With my curios-o-meter set to high; I set out to find something else to make me smile. If they had “personal massagers” then they were sure to sell other risqué items. I found one of these back at the Pharmacy’s Pharmacy. Just to the left of the Pitbulls hideout was a piece of equipment called the “dysfunction eradicator”. Actually, I can’t remember the real name, but I’m sure you get the idea. The picture on the box showed a plastic piece of tubing attached to a pump. A penis pump! Ha! “This is too much!”, I thought… And then I noticed that right next to it, and I’m not making this up, was a $29.99 paternity test.

I seemed to be doing a fantastic job of passing the time because a quick glance at my phone told me that I’d been wandering the store for 30 minutes. It was time to get my anties and numb-o-wand and hit the road. The Pitbull told me that it’d be right out and to take a seat. No big deal, I thought. I’ve got a magazine to read.

I sat down and started to read the silly magazine. It was then that I caught a “I hate you, you disgusting filthy pig” stare from a hairy-lipped tub-o-lard with legs. She must have seen the provocative cover and just couldn’t stop herself from passing judgment. What’s funny is that I wasn’t even ogling the girly pictures. I think its bad taste to do that in public. But when I caught that look, I opened her right up. Scantily clad Hilary in all her glory. Bam! I threw her a shit-eating smile for good measure and spread Hilary out on the chair next to me. This was, coincidentally, right next to where she was standing in line. I moved over to the massage chair (they were on sale for $99.98) and set the massage to the “oh yeah” setting to celebrate making her feel so uncomfortable. I guess it worked because she dropped out of line, suddenly remembering that she’d forgotten her Hostess cakes or something.

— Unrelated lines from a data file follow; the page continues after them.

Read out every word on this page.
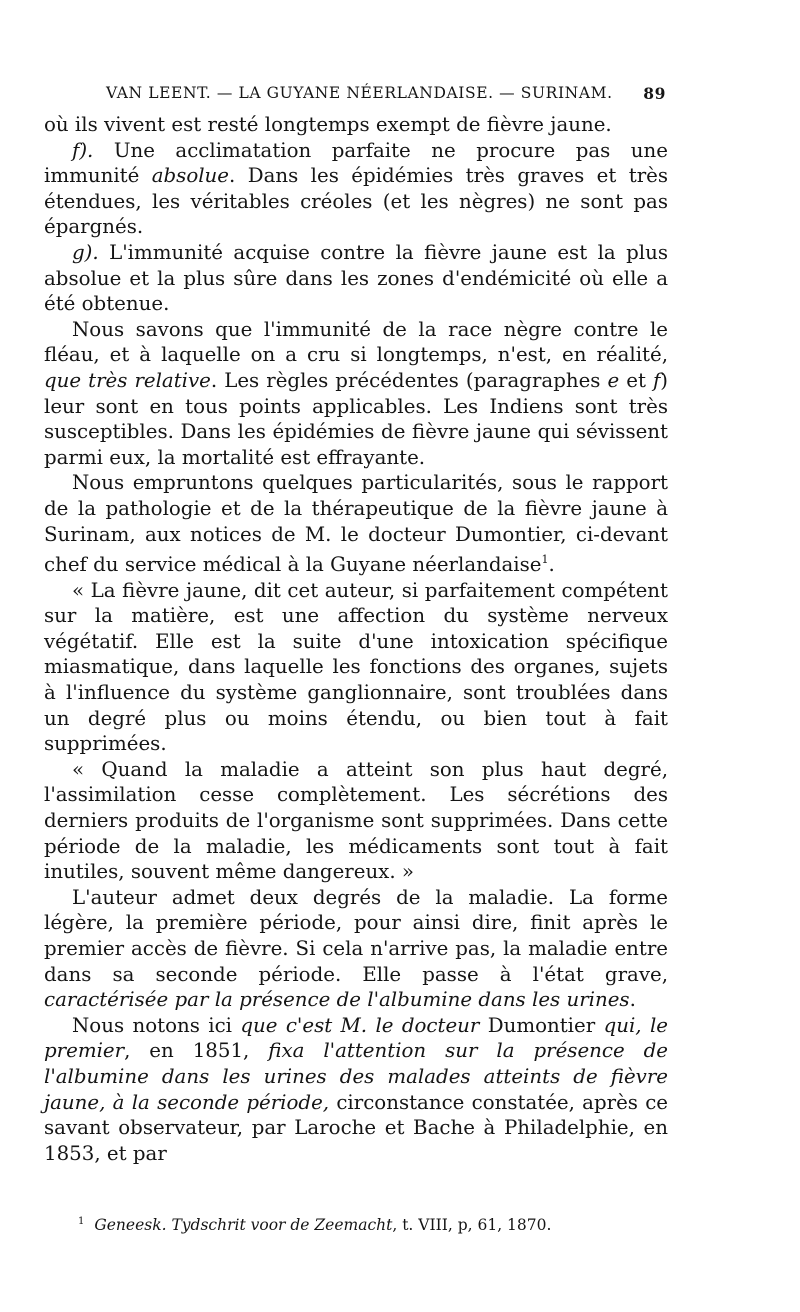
VAN LEENT. — LA GUYANE NÉERLANDAISE. — SURINAM. 89

où ils vivent est resté longtemps exempt de fièvre jaune.

f). Une acclimatation parfaite ne procure pas une immunité absolue. Dans les épidémies très graves et très étendues, les véritables créoles (et les nègres) ne sont pas épargnés.

g). L'immunité acquise contre la fièvre jaune est la plus absolue et la plus sûre dans les zones d'endémicité où elle a été obtenue.

Nous savons que l'immunité de la race nègre contre le fléau, et à laquelle on a cru si longtemps, n'est, en réalité, que très relative. Les règles précédentes (paragraphes e et f) leur sont en tous points applicables. Les Indiens sont très susceptibles. Dans les épidémies de fièvre jaune qui sévissent parmi eux, la mortalité est effrayante.

Nous empruntons quelques particularités, sous le rapport de la pathologie et de la thérapeutique de la fièvre jaune à Surinam, aux notices de M. le docteur Dumontier, ci-devant chef du service médical à la Guyane néerlandaise$^1$.

« La fièvre jaune, dit cet auteur, si parfaitement compétent sur la matière, est une affection du système nerveux végétatif. Elle est la suite d'une intoxication spécifique miasmatique, dans laquelle les fonctions des organes, sujets à l'influence du système ganglionnaire, sont troublées dans un degré plus ou moins étendu, ou bien tout à fait supprimées.

« Quand la maladie a atteint son plus haut degré, l'assimilation cesse complètement. Les sécrétions des derniers produits de l'organisme sont supprimées. Dans cette période de la maladie, les médicaments sont tout à fait inutiles, souvent même dangereux. »

L'auteur admet deux degrés de la maladie. La forme légère, la première période, pour ainsi dire, finit après le premier accès de fièvre. Si cela n'arrive pas, la maladie entre dans sa seconde période. Elle passe à l'état grave, caractérisée par la présence de l'albumine dans les urines.

Nous notons ici que c'est M. le docteur Dumontier qui, le premier, en 1851, fixa l'attention sur la présence de l'albumine dans les urines des malades atteints de fièvre jaune, à la seconde période, circonstance constatée, après ce savant observateur, par Laroche et Bache à Philadelphie, en 1853, et par

$^1$ Geneesk. Tydschrit voor de Zeemacht, t. VIII, p, 61, 1870.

After a nice relaxing massage or two, I checked my watch. Much to my astonishment I had now been waiting for almost an hour for my meds. I went to the window only to find Pitbull gone. She’d been replaced a young guy who seemed confused about what I was asking of him. This isn’t uncommon. It seems that my English accent confuses a lot of people.
“What - do - you – want?” he asked as slowly as humanly possible.
“To… pickup… my… prescription…” I checked his face to make sure that he was following along before continuing. “I’ve… been… waiting… for… the… past… hour”.
Our conversation continued in slow motion for a few minutes until he suddenly realized what I was asking of him.
“Oh”, he said, “Wheatley is it?”, he said as he rummaged through a pile of bags. “I got it!”

This pissed me off no end, but I decided that I should let it go. My chances of being able to explain why customers don’t like it when they are forgotten seemed pretty remote. It had, after all, taken a matter of minutes for him to just to realize that I wasn’t from the planet Zod.
“OK”, he said inspecting the bags, “that’ll be 4.99 for the Maxim, 10 for the Azithromycin and 30 for the lollipop...” I wasn’t listening. I just swiped and paid.

It was on my way to the car that I realized that my numd-o-wand was really just a lollipop after all. It didn’t release nano-machines, nor did it have any cool drugs in it like Oxi-space-eyes or whatever its called. It was also the most expensive lollipop ever! I shook my head, threw it in the passenger seat and just knew that I’d be writing about it tomorrow.

Coincidentally, the lollipop didn’t work very well and tasted like a moldy cherry soaked in nasty. It numbs the whole mouth and not just your throat. If you like drooling on yourself, throwing money down the toilet and have longed to choke with every drink after it then I can’t recommend it enough. However, if you have even half a brain left then just buy the ChupaChups and call it a day.


3 comments:

Anonymous said...

Too funny!! I think I'l stick with my Tootsie-Pops, thanks.

Debby said...

It can be overlooked that you paid $30 for a lollipop once. I mean your doctor recommended it. Having discovered what it tastes like, that it's not effective anyways, well if you pay $30 to buy another, well...that would make you a sucker.

Thanks for visiting my blog the other day.

Dean said...

Debby, "...now that would make you a sucker" - now that's funny!